Pour cette rentrée universitaire, nous avons d’emblée situé leur formation dans son objectif ultime qui est : pourquoi êtes-vous là ? Que cherchez-vous ? Qu’allez-vous obtenir ? Et quelle va être votre feuille de route, une fois que vous avez le diplôme ? Car le diplôme n’est pas une fin en soi ; en revanche, ce qui est une finalité, c’est de construire sa vie et de construire son pays.

L’enseignement à ESB, cela se passe comment ?
Nous proposons cette année deux cursus en licence (sciences de gestion et informatique de gestion) et un en Master (management digital et systèmes d’information). La pédagogie d’ESB se caractérise par la proximité avec les étudiants, que l’organisation en petites classes permet en mettant l’étudiant au centre du processus d’apprentissage.
Comment ? C’est le « learning by doing » (apprendre en faisant) qui en est le moteur. Il ne s’agit donc pas pour l’étudiant d’ingurgiter des connaissances qu’il est appelé à restituer – plus ou moins bien – lors des contrôles.  Mais bien plutôt d’être constamment en situation d’apporter des solutions à des problèmes réalistes d’entreprise en faisant usage des connaissances qu’il recherchera à cet effet. Dans ce processus, l’enseignant devient un coach et non plus un mandarin officiant du haut de sa chaire, il accompagne l’étudiant dans son apprentissage, il le guide et le conseille mais l’étudiant en demeure l’acteur central. De cette manière, il acquiert l’autonomie et la curiosité sans lesquelles il ne pourrait rien apporter à son entreprise.

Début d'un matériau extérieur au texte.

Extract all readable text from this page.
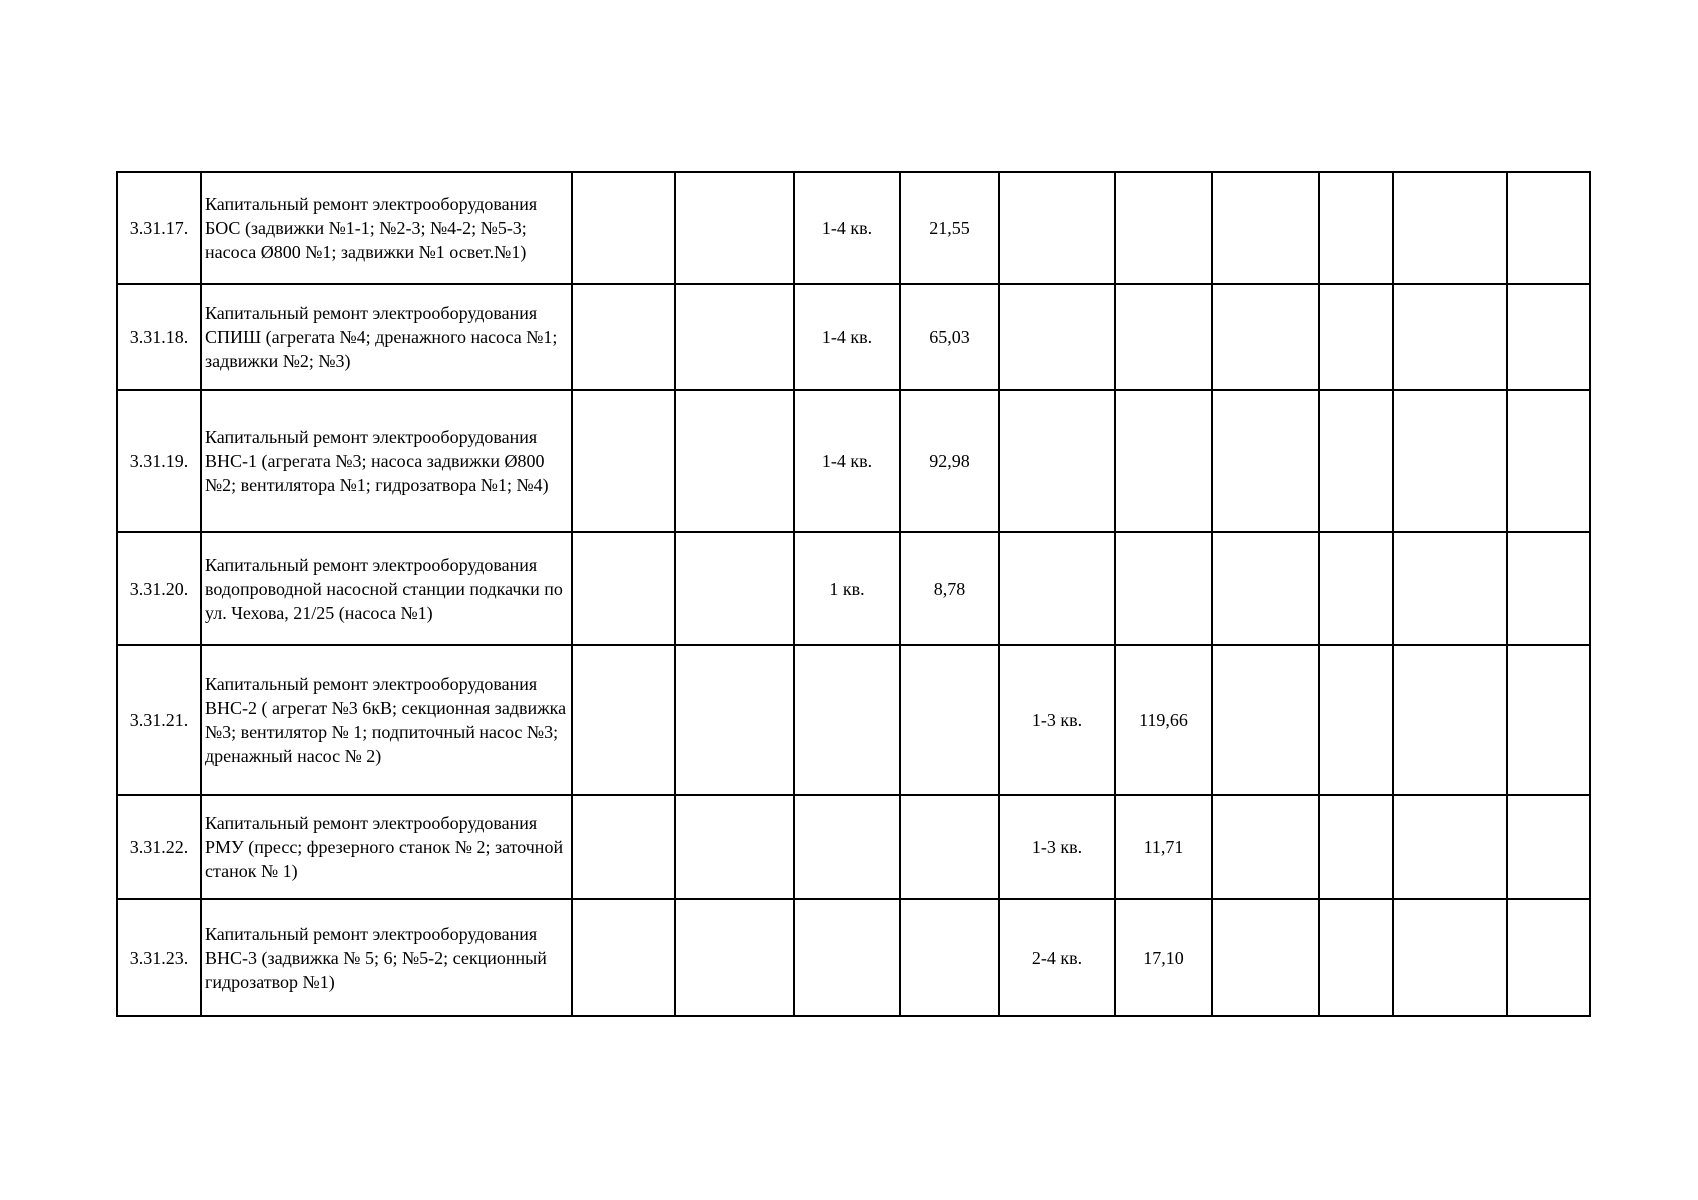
3.31.17.	Капитальный ремонт электрооборудования БОС (задвижки №1-1; №2-3; №4-2; №5-3; насоса Ø800 №1; задвижки №1 освет.№1)			1-4 кв.	21,55						
3.31.18.	Капитальный ремонт электрооборудования СПИШ (агрегата №4; дренажного насоса №1; задвижки №2; №3)			1-4 кв.	65,03						
3.31.19.	Капитальный ремонт электрооборудования ВНС-1 (агрегата №3; насоса задвижки Ø800 №2; вентилятора №1; гидрозатвора №1; №4)			1-4 кв.	92,98						
3.31.20.	Капитальный ремонт электрооборудования водопроводной насосной станции подкачки по ул. Чехова, 21/25 (насоса №1)			1 кв.	8,78						
3.31.21.	Капитальный ремонт электрооборудования ВНС-2 ( агрегат №3 6кВ; секционная задвижка №3; вентилятор № 1; подпиточный насос №3; дренажный насос № 2)					1-3 кв.	119,66				
3.31.22.	Капитальный ремонт электрооборудования РМУ (пресс; фрезерного станок № 2; заточной станок № 1)					1-3 кв.	11,71				
3.31.23.	Капитальный ремонт электрооборудования ВНС-3 (задвижка № 5; 6; №5-2; секционный гидрозатвор №1)					2-4 кв.	17,10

Avec la prolifération des écoles de management, comment ESB compte-t-elle se positionner ?
Ce projet, nous le portons depuis 14 ans, depuis la création d’Esprit en fait. Car l’entreprise a autant besoin d’excellence au niveau technologique qu’à celui de la gestion et l’optimisation de ses ressources.
ESB n’est pas une école de management de plus, c’est une école qui aura un positionnement particulier, singulier. Le management évolue. Il prend de plus en plus appui sur le développement des outils technologiques, numériques plus précisément. Nous sommes à cet égard particulièrement bien placés, grâce à notre présence aux côtés de la première école du numérique sur le campus d’Esprit Al Ghazala, pour opérer le croisement entre les compétences du management et celles du numérique.
Notre formation reposera donc sur un triptyque : les fondements du management, les outils numériques qui en constituent aujourd’hui le support indispensable et, enfin, les compétences transverses que sont les langues étrangères, la communication et l’intelligence de la société et du monde dans lesquels nous vivons.
Il ne s’agit plus aujourd’hui, en effet, de créer des produits qui répondent à des besoins stables et clairement identifiés. Il s’agit bien plus d’anticiper ceux-ci, en imaginant le devenir des modes de vie dans nos sociétés. Celles-ci vont appeler de nouveaux produits, de nouveaux usages qu’il convient de prévoir et auxquels il faut se préparer. Le numérique ne constitue donc pas une simple amélioration quantitative de notre mode de vie, en ce qu’il nous permet de faire plus vite les tâches inchangées. Il bouleverse totalement celui-ci, en détruisant des métiers établis et en en créant de nouveaux, en opérant des convergences qu’on pensait improbables entre des secteurs économiques qui étanchent les uns aux autres (informatique et télécom, télécom et finance, etc.). C’est cette troisième révolution industrielle qu’il convient de préparer, et il nous faut former de nouveaux managers pour la conduire à bien.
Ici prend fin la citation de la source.